I have the integral:
[tex]\int_{0}^{4} \sin(\omega t)\cdot t^2[/tex]

Homework Equations

I know from integrals tables that:
[tex]\int x^2 \sin x=2x\sin x-(x^2-2)\cos x[/tex]
But i don't know to handle the (ωt) and (t) that appear in the integral

The Attempt at a Solution

 

[voko]

Homework Statement

I have the integral:
[tex]\int_{0}^{4} \sin(\omega t)\cdot t^2[/tex]

Very simple: $$

\int_{0}^{4} \sin(\omega t)\cdot t^2 d \omega = t^2 \int_0^4 \sin (\omega t) d \omega


= t^2 \left[ \frac {-\cos (\omega t)} {t} \right]_0^4 = t (1 - \cos 4t)
$$

 

[Karol]

Sorry, i didn't mention it's not dω, but dt, the variant is the time, the ω is a constant

 

[Infrared]

Hint: Write [itex] t^2= \frac{1}{\omega^2}(\omega t)^2 [/itex].

 

[voko]

Sorry, i didn't mention it's not dω, but dt, the variant is the time, the ω is a constant

Do you see why it is important to append dx to the integrand?

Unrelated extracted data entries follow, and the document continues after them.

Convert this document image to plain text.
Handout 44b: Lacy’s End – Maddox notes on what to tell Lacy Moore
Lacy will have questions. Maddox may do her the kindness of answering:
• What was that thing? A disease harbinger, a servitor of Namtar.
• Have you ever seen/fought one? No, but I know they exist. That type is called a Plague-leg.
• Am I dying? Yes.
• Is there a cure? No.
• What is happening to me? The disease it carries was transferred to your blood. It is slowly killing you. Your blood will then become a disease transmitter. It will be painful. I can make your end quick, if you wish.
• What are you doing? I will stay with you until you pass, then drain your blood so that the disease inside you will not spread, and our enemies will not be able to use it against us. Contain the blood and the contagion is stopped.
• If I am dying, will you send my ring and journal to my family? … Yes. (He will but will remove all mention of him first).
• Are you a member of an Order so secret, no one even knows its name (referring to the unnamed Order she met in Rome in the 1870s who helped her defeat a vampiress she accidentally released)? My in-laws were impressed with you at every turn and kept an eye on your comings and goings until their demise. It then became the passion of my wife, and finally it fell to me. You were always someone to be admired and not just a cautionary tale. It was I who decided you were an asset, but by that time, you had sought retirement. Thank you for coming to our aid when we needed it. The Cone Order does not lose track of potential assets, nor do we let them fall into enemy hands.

Without this, no one can be sure what variable is being integrated.

 

[Karol]

So, i use [itex] t^2= \frac{1}{\omega^2}(\omega t)^2 [/itex], and then i define a new variable x=ωt and then dx=ωdt, right?

 

[Infrared]

That should work.

 

[HallsofIvy]

Simplest is to use the substitution [itex]y= \omega t[/itex] so that [itex]dy= \omega dt[/itex], [itex]dt= dy/omega[/itex] and [itex]t= y/\omega[/itex]

 

[Karol]

Result

The integral is:
[tex]\int_{0}^{4} \sin(\omega t)\cdot t^2[/tex]
I used:
[tex]t^2= \frac{1}{\omega^2}(\omega t)^2 [/tex]
Then x=ωt and then dx=ωdt.
ω=7.27E-5[rad/sec]
for t=o --> x=0
for t=4 --> x=ωx4[sec]=0.00029
[tex]\frac{1}{\omega^3}=\frac{1}{(7.27E-5)^3}=2.6E12[/tex]
From integrals tables:
[tex]\int x^2 \sin x=2x\sin x-(x^2-2)\cos x[/tex]
So:
[tex]\frac{1}{\omega^3}\int_{0}^{0.00029}\sin x-(x^2-2)\cos x=211093[/tex]
Can anyone check? the result isn't logical, physically